As of today, electorate office staff of Victorian MPs will be bound by a new code of conduct signed off by Victorian Speaker Jenny Lindell and Council President Robert Smith.
The Code of Conduct for Parliamentary Electorate Officers (No. 1) (can’t wait for the sequels) is “a public statement about how a group or organisation expects to be perceived and, ultimately, judged. The action of each and every parliamentary electorate officer will shape the way they and Members of the Parliament are perceived.”
This is an important theme running through the Code. Hitherto most of us might’ve thought that it was MPs themselves who were responsible for how they are perceived, and many of them don’t exactly discharge that responsibility effectively. But under the Code, it is electorate staff who have to be careful – whether at work or not — lest they besmirch the reputation of MPs.
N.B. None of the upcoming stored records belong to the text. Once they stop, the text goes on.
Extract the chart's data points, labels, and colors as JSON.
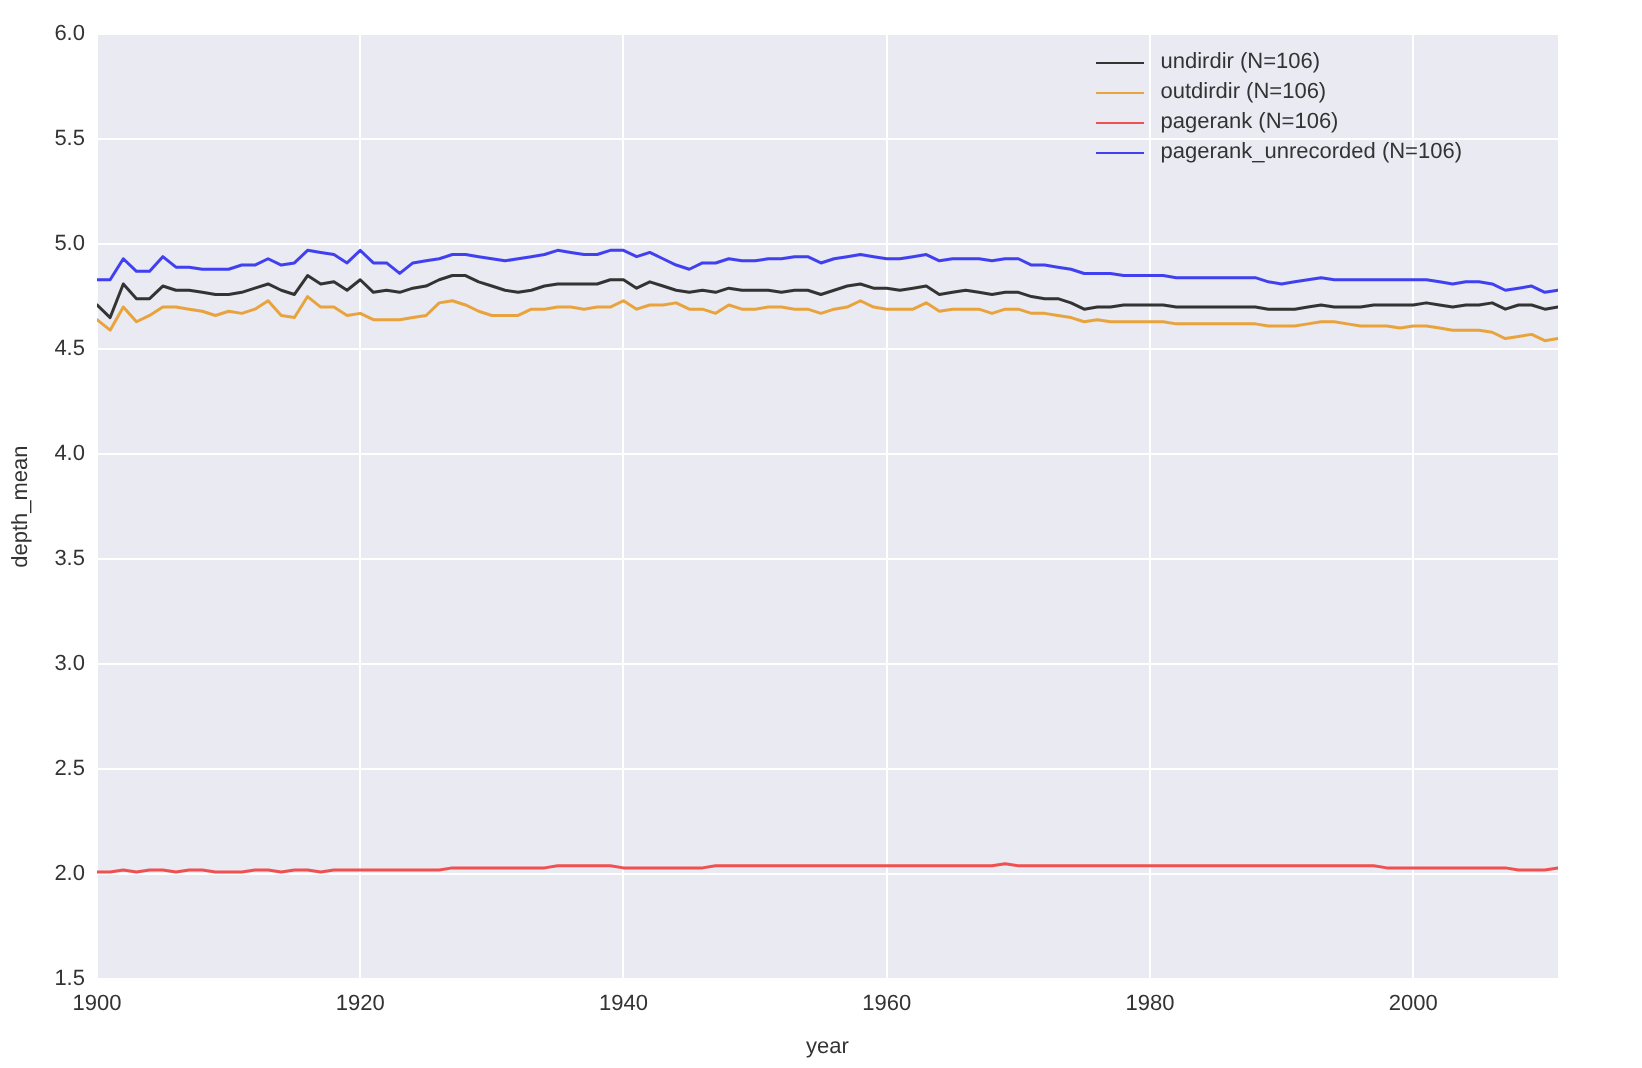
{
  "chart_data": {
    "type": "line",
    "xlabel": "year",
    "ylabel": "depth_mean",
    "x": [
      1900,
      1901,
      1902,
      1903,
      1904,
      1905,
      1906,
      1907,
      1908,
      1909,
      1910,
      1911,
      1912,
      1913,
      1914,
      1915,
      1916,
      1917,
      1918,
      1919,
      1920,
      1921,
      1922,
      1923,
      1924,
      1925,
      1926,
      1927,
      1928,
      1929,
      1930,
      1931,
      1932,
      1933,
      1934,
      1935,
      1936,
      1937,
      1938,
      1939,
      1940,
      1941,
      1942,
      1943,
      1944,
      1945,
      1946,
      1947,
      1948,
      1949,
      1950,
      1951,
      1952,
      1953,
      1954,
      1955,
      1956,
      1957,
      1958,
      1959,
      1960,
      1961,
      1962,
      1963,
      1964,
      1965,
      1966,
      1967,
      1968,
      1969,
      1970,
      1971,
      1972,
      1973,
      1974,
      1975,
      1976,
      1977,
      1978,
      1979,
      1980,
      1981,
      1982,
      1983,
      1984,
      1985,
      1986,
      1987,
      1988,
      1989,
      1990,
      1991,
      1992,
      1993,
      1994,
      1995,
      1996,
      1997,
      1998,
      1999,
      2000,
      2001,
      2002,
      2003,
      2004,
      2005,
      2006,
      2007,
      2008,
      2009,
      2010,
      2011
    ],
    "series": [
      {
        "name": "undirdir (N=106)",
        "color": "#333333",
        "values": [
          4.71,
          4.65,
          4.81,
          4.74,
          4.74,
          4.8,
          4.78,
          4.78,
          4.77,
          4.76,
          4.76,
          4.77,
          4.79,
          4.81,
          4.78,
          4.76,
          4.85,
          4.81,
          4.82,
          4.78,
          4.83,
          4.77,
          4.78,
          4.77,
          4.79,
          4.8,
          4.83,
          4.85,
          4.85,
          4.82,
          4.8,
          4.78,
          4.77,
          4.78,
          4.8,
          4.81,
          4.81,
          4.81,
          4.81,
          4.83,
          4.83,
          4.79,
          4.82,
          4.8,
          4.78,
          4.77,
          4.78,
          4.77,
          4.79,
          4.78,
          4.78,
          4.78,
          4.77,
          4.78,
          4.78,
          4.76,
          4.78,
          4.8,
          4.81,
          4.79,
          4.79,
          4.78,
          4.79,
          4.8,
          4.76,
          4.77,
          4.78,
          4.77,
          4.76,
          4.77,
          4.77,
          4.75,
          4.74,
          4.74,
          4.72,
          4.69,
          4.7,
          4.7,
          4.71,
          4.71,
          4.71,
          4.71,
          4.7,
          4.7,
          4.7,
          4.7,
          4.7,
          4.7,
          4.7,
          4.69,
          4.69,
          4.69,
          4.7,
          4.71,
          4.7,
          4.7,
          4.7,
          4.71,
          4.71,
          4.71,
          4.71,
          4.72,
          4.71,
          4.7,
          4.71,
          4.71,
          4.72,
          4.69,
          4.71,
          4.71,
          4.69,
          4.7
        ]
      },
      {
        "name": "outdirdir (N=106)",
        "color": "#e8a33d",
        "values": [
          4.64,
          4.59,
          4.7,
          4.63,
          4.66,
          4.7,
          4.7,
          4.69,
          4.68,
          4.66,
          4.68,
          4.67,
          4.69,
          4.73,
          4.66,
          4.65,
          4.75,
          4.7,
          4.7,
          4.66,
          4.67,
          4.64,
          4.64,
          4.64,
          4.65,
          4.66,
          4.72,
          4.73,
          4.71,
          4.68,
          4.66,
          4.66,
          4.66,
          4.69,
          4.69,
          4.7,
          4.7,
          4.69,
          4.7,
          4.7,
          4.73,
          4.69,
          4.71,
          4.71,
          4.72,
          4.69,
          4.69,
          4.67,
          4.71,
          4.69,
          4.69,
          4.7,
          4.7,
          4.69,
          4.69,
          4.67,
          4.69,
          4.7,
          4.73,
          4.7,
          4.69,
          4.69,
          4.69,
          4.72,
          4.68,
          4.69,
          4.69,
          4.69,
          4.67,
          4.69,
          4.69,
          4.67,
          4.67,
          4.66,
          4.65,
          4.63,
          4.64,
          4.63,
          4.63,
          4.63,
          4.63,
          4.63,
          4.62,
          4.62,
          4.62,
          4.62,
          4.62,
          4.62,
          4.62,
          4.61,
          4.61,
          4.61,
          4.62,
          4.63,
          4.63,
          4.62,
          4.61,
          4.61,
          4.61,
          4.6,
          4.61,
          4.61,
          4.6,
          4.59,
          4.59,
          4.59,
          4.58,
          4.55,
          4.56,
          4.57,
          4.54,
          4.55
        ]
      },
      {
        "name": "pagerank (N=106)",
        "color": "#f05050",
        "values": [
          2.01,
          2.01,
          2.02,
          2.01,
          2.02,
          2.02,
          2.01,
          2.02,
          2.02,
          2.01,
          2.01,
          2.01,
          2.02,
          2.02,
          2.01,
          2.02,
          2.02,
          2.01,
          2.02,
          2.02,
          2.02,
          2.02,
          2.02,
          2.02,
          2.02,
          2.02,
          2.02,
          2.03,
          2.03,
          2.03,
          2.03,
          2.03,
          2.03,
          2.03,
          2.03,
          2.04,
          2.04,
          2.04,
          2.04,
          2.04,
          2.03,
          2.03,
          2.03,
          2.03,
          2.03,
          2.03,
          2.03,
          2.04,
          2.04,
          2.04,
          2.04,
          2.04,
          2.04,
          2.04,
          2.04,
          2.04,
          2.04,
          2.04,
          2.04,
          2.04,
          2.04,
          2.04,
          2.04,
          2.04,
          2.04,
          2.04,
          2.04,
          2.04,
          2.04,
          2.05,
          2.04,
          2.04,
          2.04,
          2.04,
          2.04,
          2.04,
          2.04,
          2.04,
          2.04,
          2.04,
          2.04,
          2.04,
          2.04,
          2.04,
          2.04,
          2.04,
          2.04,
          2.04,
          2.04,
          2.04,
          2.04,
          2.04,
          2.04,
          2.04,
          2.04,
          2.04,
          2.04,
          2.04,
          2.03,
          2.03,
          2.03,
          2.03,
          2.03,
          2.03,
          2.03,
          2.03,
          2.03,
          2.03,
          2.02,
          2.02,
          2.02,
          2.03
        ]
      },
      {
        "name": "pagerank_unrecorded (N=106)",
        "color": "#4040f0",
        "values": [
          4.83,
          4.83,
          4.93,
          4.87,
          4.87,
          4.94,
          4.89,
          4.89,
          4.88,
          4.88,
          4.88,
          4.9,
          4.9,
          4.93,
          4.9,
          4.91,
          4.97,
          4.96,
          4.95,
          4.91,
          4.97,
          4.91,
          4.91,
          4.86,
          4.91,
          4.92,
          4.93,
          4.95,
          4.95,
          4.94,
          4.93,
          4.92,
          4.93,
          4.94,
          4.95,
          4.97,
          4.96,
          4.95,
          4.95,
          4.97,
          4.97,
          4.94,
          4.96,
          4.93,
          4.9,
          4.88,
          4.91,
          4.91,
          4.93,
          4.92,
          4.92,
          4.93,
          4.93,
          4.94,
          4.94,
          4.91,
          4.93,
          4.94,
          4.95,
          4.94,
          4.93,
          4.93,
          4.94,
          4.95,
          4.92,
          4.93,
          4.93,
          4.93,
          4.92,
          4.93,
          4.93,
          4.9,
          4.9,
          4.89,
          4.88,
          4.86,
          4.86,
          4.86,
          4.85,
          4.85,
          4.85,
          4.85,
          4.84,
          4.84,
          4.84,
          4.84,
          4.84,
          4.84,
          4.84,
          4.82,
          4.81,
          4.82,
          4.83,
          4.84,
          4.83,
          4.83,
          4.83,
          4.83,
          4.83,
          4.83,
          4.83,
          4.83,
          4.82,
          4.81,
          4.82,
          4.82,
          4.81,
          4.78,
          4.79,
          4.8,
          4.77,
          4.78
        ]
      }
    ],
    "xlim": [
      1900,
      2011
    ],
    "xticks": [
      1900,
      1920,
      1940,
      1960,
      1980,
      2000
    ],
    "ylim": [
      1.5,
      6.0
    ],
    "yticks": [
      {
        "value": 1.5,
        "label": "1.5"
      },
      {
        "value": 2,
        "label": "2.0"
      },
      {
        "value": 2.5,
        "label": "2.5"
      },
      {
        "value": 3,
        "label": "3.0"
      },
      {
        "value": 3.5,
        "label": "3.5"
      },
      {
        "value": 4,
        "label": "4.0"
      },
      {
        "value": 4.5,
        "label": "4.5"
      },
      {
        "value": 5,
        "label": "5.0"
      },
      {
        "value": 5.5,
        "label": "5.5"
      },
      {
        "value": 6,
        "label": "6.0"
      }
    ],
    "grid": true,
    "legend": "top right"
  }
}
They must “behave in a manner that does not bring themselves or MPs into disrepute. Parliamentary electorate officers avoid conduct in their private life… which may bring MPs… into disrepute.” And “the misuse of alcohol, prescribed drugs, illegal drugs and other substances (are there any other substances?) is an issue for both employers and employees as it impacts… in some cases the reputation of MPs.”
Breaches of the code, officers are told, may lead to performance management and misconduct processes.
The best part of the code, however, is its emphasis on the need for staff to treat their MPs nicely. “Parliamentary electorate officers are fair, objective and courteous in their dealings with MPs.” They must “seek to build and maintain a high level of trust with MPs.” Best of all, they must “follow the spirit as well as the letter of laws relating to discrimination, harassment, bullying and intimidation.”
All eminently sensible stuff, albeit a little intrusive and couched in that sanctimonious bureaucratese that makes passive-aggressive censoriousness a prime IR weapon. In fact, it’s so sensible, it automatically begs the question as to why MPs aren’t subject to the same or similar requirements, at least as far as their own staff go. Read through the document and say “Members of Parliament” instead of “electorate officers” and see whether it yields anything inappropriate or undemocratic.
So we contacted Lindell and Smith about whether there would be a similar code of conduct for Victorian MPs. They or their offices hadn’t responded by deadline. According to the Victorian electorate office staff we’ve spoken to, a lot of them — one suspects like electorate office staff throughout the country – would settle for a code that went something like:
Respect your staff and don’t bully them.
Let them have something approaching a work-life balance.
Work as hard as the people in your office.
Don’t punish whistleblowers.
As a former (non-Victorian) electorate officer, I’d have to say this totally sucks despite all of its good intentions. The problem with it is that it makes all the demands on electorate officers without addressing the reasons for problems in the first place. A great example is factional involvement – I’ve seen numerous electorate staff in conflict with their MPs over factional issues. If the code was to be taken seriously, it would address that. Electorate staff work in a massive power imbalance, often with megalomaniacs, and must walk all of the tightropes that go with that. Shoving a code of conduct on them without considering the reasons why problems break out in the first place is really only creating another excuse to sack people who’ve probably done little to deserve this.